The Path to a Successful Data Integration Project Part 1

by Fiona Hamilton, Vice President, EMEA Operations at Volante Technologies Ltd

Part 2

Part 3

The Financial Services world is littered with horror stories of late or failed data integration projects. Even those which ultimately become a success are often only implemented after much stress both emotionally for those involved, and fiscally as budgets are often exceeded. How can we learn from the past to mitigate the mistakes, often made over and over again in successive projects?

The subject of data integration is in itself complex and therefore this article will concentrate on the drivers and business case for embarking on a common integration architecture in the first place.
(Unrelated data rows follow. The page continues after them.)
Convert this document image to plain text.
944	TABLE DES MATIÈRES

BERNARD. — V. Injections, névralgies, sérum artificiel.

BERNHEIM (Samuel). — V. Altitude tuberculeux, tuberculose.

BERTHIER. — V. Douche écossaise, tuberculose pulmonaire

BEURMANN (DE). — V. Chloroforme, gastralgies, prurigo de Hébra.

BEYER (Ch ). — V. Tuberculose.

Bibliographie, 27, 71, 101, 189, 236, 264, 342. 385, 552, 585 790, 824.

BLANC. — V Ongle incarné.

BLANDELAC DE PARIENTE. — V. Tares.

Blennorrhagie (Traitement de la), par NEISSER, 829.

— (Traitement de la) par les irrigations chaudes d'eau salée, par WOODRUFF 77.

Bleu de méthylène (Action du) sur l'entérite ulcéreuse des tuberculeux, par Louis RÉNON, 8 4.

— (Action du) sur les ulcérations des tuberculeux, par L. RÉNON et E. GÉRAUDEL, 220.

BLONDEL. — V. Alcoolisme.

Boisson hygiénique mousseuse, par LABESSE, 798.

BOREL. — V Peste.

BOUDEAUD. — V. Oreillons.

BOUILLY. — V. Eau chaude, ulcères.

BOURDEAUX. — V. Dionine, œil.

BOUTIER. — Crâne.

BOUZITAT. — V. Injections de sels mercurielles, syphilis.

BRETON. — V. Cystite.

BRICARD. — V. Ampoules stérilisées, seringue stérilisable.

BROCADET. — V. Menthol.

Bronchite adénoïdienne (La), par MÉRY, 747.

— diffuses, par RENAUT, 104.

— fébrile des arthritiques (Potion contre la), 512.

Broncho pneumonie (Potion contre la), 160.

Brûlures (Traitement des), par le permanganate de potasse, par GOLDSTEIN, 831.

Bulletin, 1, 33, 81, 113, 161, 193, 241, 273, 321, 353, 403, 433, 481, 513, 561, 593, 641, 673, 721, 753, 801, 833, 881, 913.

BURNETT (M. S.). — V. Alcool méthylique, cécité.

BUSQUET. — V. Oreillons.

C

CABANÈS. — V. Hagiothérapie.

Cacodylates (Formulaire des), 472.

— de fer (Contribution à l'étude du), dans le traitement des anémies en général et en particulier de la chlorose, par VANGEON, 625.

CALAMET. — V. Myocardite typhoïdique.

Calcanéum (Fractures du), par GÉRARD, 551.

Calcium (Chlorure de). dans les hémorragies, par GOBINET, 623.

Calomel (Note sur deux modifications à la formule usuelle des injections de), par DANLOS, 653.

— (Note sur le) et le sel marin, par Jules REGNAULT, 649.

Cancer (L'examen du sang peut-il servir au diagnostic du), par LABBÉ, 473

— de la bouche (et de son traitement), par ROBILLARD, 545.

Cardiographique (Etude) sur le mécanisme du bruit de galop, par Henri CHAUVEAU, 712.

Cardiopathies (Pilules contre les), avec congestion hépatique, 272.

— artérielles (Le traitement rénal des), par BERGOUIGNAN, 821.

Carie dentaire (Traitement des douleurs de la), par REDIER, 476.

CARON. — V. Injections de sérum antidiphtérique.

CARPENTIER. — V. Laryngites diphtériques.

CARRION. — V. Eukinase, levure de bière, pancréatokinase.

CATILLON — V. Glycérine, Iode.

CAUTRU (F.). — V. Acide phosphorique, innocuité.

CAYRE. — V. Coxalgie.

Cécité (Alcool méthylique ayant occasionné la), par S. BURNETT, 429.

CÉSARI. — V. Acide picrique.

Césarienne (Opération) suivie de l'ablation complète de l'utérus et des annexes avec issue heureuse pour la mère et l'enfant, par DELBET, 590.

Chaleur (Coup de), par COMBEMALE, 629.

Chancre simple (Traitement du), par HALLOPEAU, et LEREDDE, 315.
A second article will then address the pre-implementation phase, where decisions regarding architecture and potential software selection take place, and a final third will address the actual implementation phase itself.


Why are data integration projects so difficult?

I have spent the past 29 years working in Financial Services technology and for 27 of them almost exclusively in the field of data integration, specifically around financial standards-based message integration such as the adoption of SWIFT, ISO 20022, FpML, FIX, CREST and Omgeo, to name but a few. I have been involved in considerably more than one hundred such projects in approximately 30 countries spanning most asset classes and from the front to the back office. Over that period I have probably encountered almost every mistake that can possibly be made in an integration project and in some cases perhaps made them myself, though I hope only the once. So whilst it would be impossible to list every one of those pitfalls, I would assert that apart from the usual project issues such as poor internal communication and governance that are generic across any project, data integration suffers from an almost universal and incorrect assumption; “How hard can it be?” Those five little words are the gateway to hell. Whilst undoubtedly most data integration projects are not on the scale of complexity of writing, for example, a Settlement or Trading system from scratch, they rarely can be said to be “easy”.


Why embark on a data integration project in the first place?

There are many drivers that cause financial organizations to embark on a data integration project and broadly speaking these can be grouped as suggested on the diagram below.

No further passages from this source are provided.